In people without anxiety disorders, a brain region known as the prefrontal cortex, which plays a role in so-called executive functions, including planning and decision-making, basically tells the amygdala to chill in non-threatening situations, Adler says. But in those of us with anxiety disorders, “the prefrontal cortex isn’t very effective in terms of quieting the amygdala.”
As a result, we’re in a state of threat all the time — that is, our bodies are experiencing physiological responses to the amygdala constantly sounding the alarm. It sounds pretty exhausting, and it is; that's why most people diagnosed with anxiety benefit from meds or talk therapy. The flip side, though? “When there’s a real threat in front of you, you’re already primed to expend energy to take care of it,” Adler says. And what’s more, “you’re used to existing in that state of higher anxiety.”
An actual threat doesn’t feel all that different from what we experience day-to-day, in other words. That was my experience when I urged my dad to go to the ER — my mind and body already knew what this fear felt like. They knew exactly what to do.
Sometimes, time even seems to slow down for me in these moments, like a few months ago, when a dog lunged at me and bit my elbow (which, luckily, only left me with a bruise). Instead of erupting into hysterics and fleeing, as I thought I would, I stepped back silently from the dog and stared at his human, who’d been walking him. He apologized profusely. “It’s okay,” I said, my voice calm. The interaction seemed longer than the mere seconds it probably lasted. Adler tells me this is called the Matrix Effect, after the slow-motion fight scenes in The Matrix. “Our experience changes to align with the fact that our internal processing is running more quickly.”
That said, not everyone with an anxiety disorder performs well in a crisis. If your anxiety is too debilitating, and you have too few coping strategies, a crisis would likely cause distress, Adler says. Research has shown that to reach peak performance, you need an intermediate or moderate level of stress, a sweet spot that may differ for everyone. Stress in excess of those levels could cause your performance to suffer.
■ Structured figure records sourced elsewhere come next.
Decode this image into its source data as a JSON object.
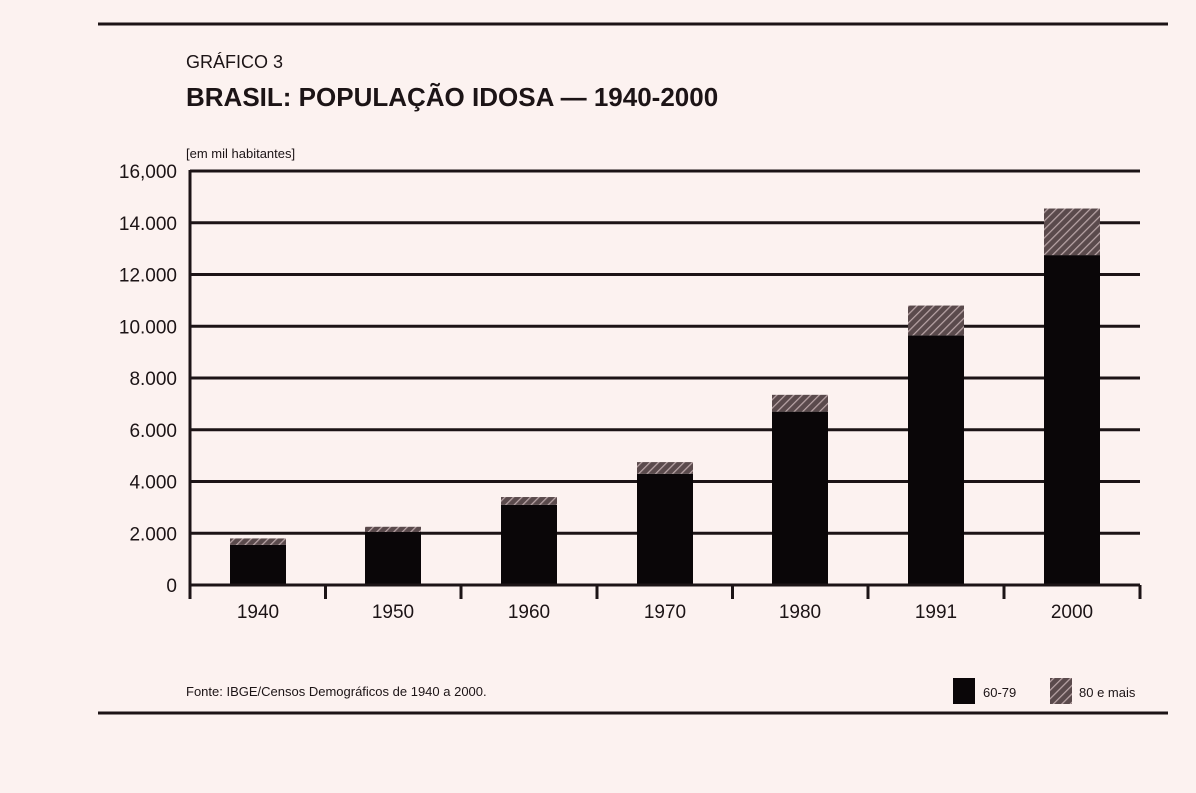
{
  "figure": {
    "label": "GRÁFICO 3",
    "title": "BRASIL: POPULAÇÃO IDOSA — 1940-2000",
    "unit": "[em mil habitantes]",
    "source": "Fonte: IBGE/Censos Demográficos de 1940 a 2000."
  },
  "colors": {
    "background": "#fcf2f0",
    "ink": "#1c1416",
    "bar_60_79": "#0a0608",
    "bar_80_mais": "#5a4a4c",
    "hatch": "#b8a4a6"
  },
  "chart_data": {
    "type": "bar",
    "stacked": true,
    "categories": [
      "1940",
      "1950",
      "1960",
      "1970",
      "1980",
      "1991",
      "2000"
    ],
    "series": [
      {
        "name": "60-79",
        "values": [
          1550,
          2050,
          3100,
          4300,
          6700,
          9650,
          12750
        ]
      },
      {
        "name": "80 e mais",
        "values": [
          250,
          200,
          300,
          450,
          650,
          1150,
          1800
        ]
      }
    ],
    "yticks": [
      "0",
      "2.000",
      "4.000",
      "6.000",
      "8.000",
      "10.000",
      "12.000",
      "14.000",
      "16,000"
    ],
    "ylim": [
      0,
      16000
    ],
    "grid": true,
    "legend": "bottom-right"
  }
}
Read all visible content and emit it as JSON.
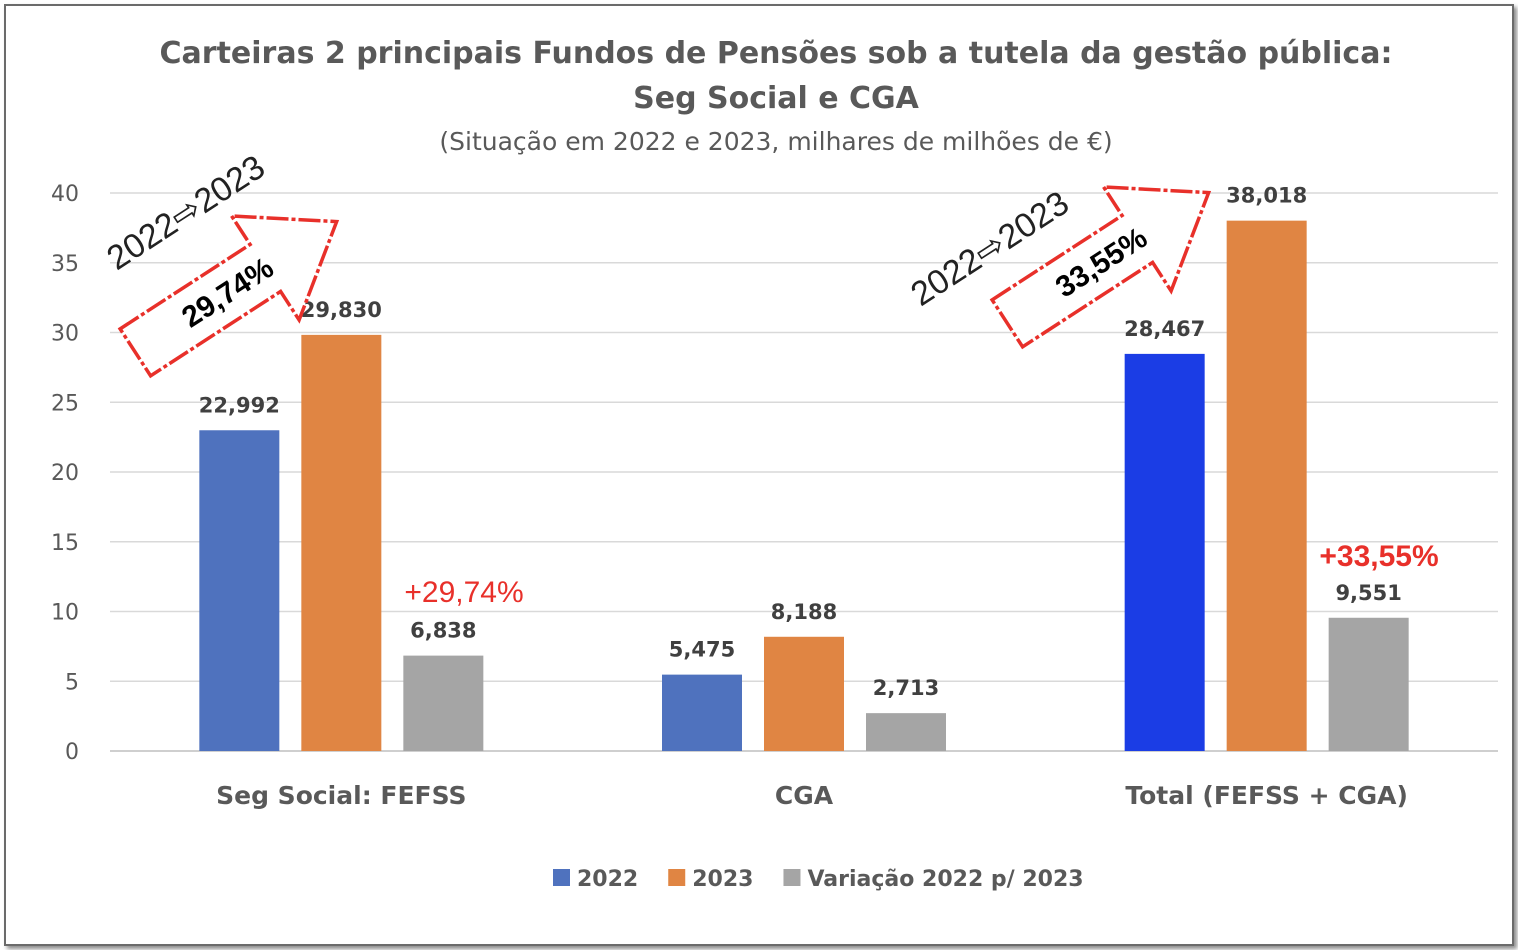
{
  "chart_data": {
    "type": "bar",
    "title": "Carteiras 2 principais Fundos de Pensões sob a tutela da gestão pública:",
    "title_line2": "Seg Social e CGA",
    "subtitle": "(Situação em 2022 e 2023, milhares de milhões de €)",
    "categories": [
      "Seg Social: FEFSS",
      "CGA",
      "Total (FEFSS + CGA)"
    ],
    "series": [
      {
        "name": "2022",
        "values": [
          22.992,
          5.475,
          28.467
        ],
        "labels": [
          "22,992",
          "5,475",
          "28,467"
        ],
        "color": "#4f72be",
        "point_colors": [
          "#4f72be",
          "#4f72be",
          "#1b3de5"
        ]
      },
      {
        "name": "2023",
        "values": [
          29.83,
          8.188,
          38.018
        ],
        "labels": [
          "29,830",
          "8,188",
          "38,018"
        ],
        "color": "#e08543"
      },
      {
        "name": "Variação 2022 p/ 2023",
        "values": [
          6.838,
          2.713,
          9.551
        ],
        "labels": [
          "6,838",
          "2,713",
          "9,551"
        ],
        "color": "#a5a5a5"
      }
    ],
    "ylim": [
      0,
      40
    ],
    "yticks": [
      0,
      5,
      10,
      15,
      20,
      25,
      30,
      35,
      40
    ],
    "grid": true,
    "legend_position": "bottom",
    "annotations": {
      "left_pct": "+29,74%",
      "right_pct": "+33,55%",
      "left_arrow_pct": "29,74%",
      "right_arrow_pct": "33,55%",
      "left_arrow_label": "2022⇨2023",
      "right_arrow_label": "2022⇨2023",
      "pct_color": "#e8302a",
      "arrow_color": "#e8302a"
    }
  }
}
To be clear, I don’t want to glamorize anxiety as a superpower that can save you or others in a crisis. Anxiety disorders take a serious psychological and physiological toll. For starters, they can heighten your risk of depression, Adler says. They can cause irritability, headaches, digestive issues, lowered libido, increased pain, and disrupted sleep. Talking with Adler helped me understand my collectedness in a crisis as something that might’ve helped my ancestors survive a world where saber-toothed tigers and other dangers abounded — but makes it harder to thrive in my mundane day-to-day.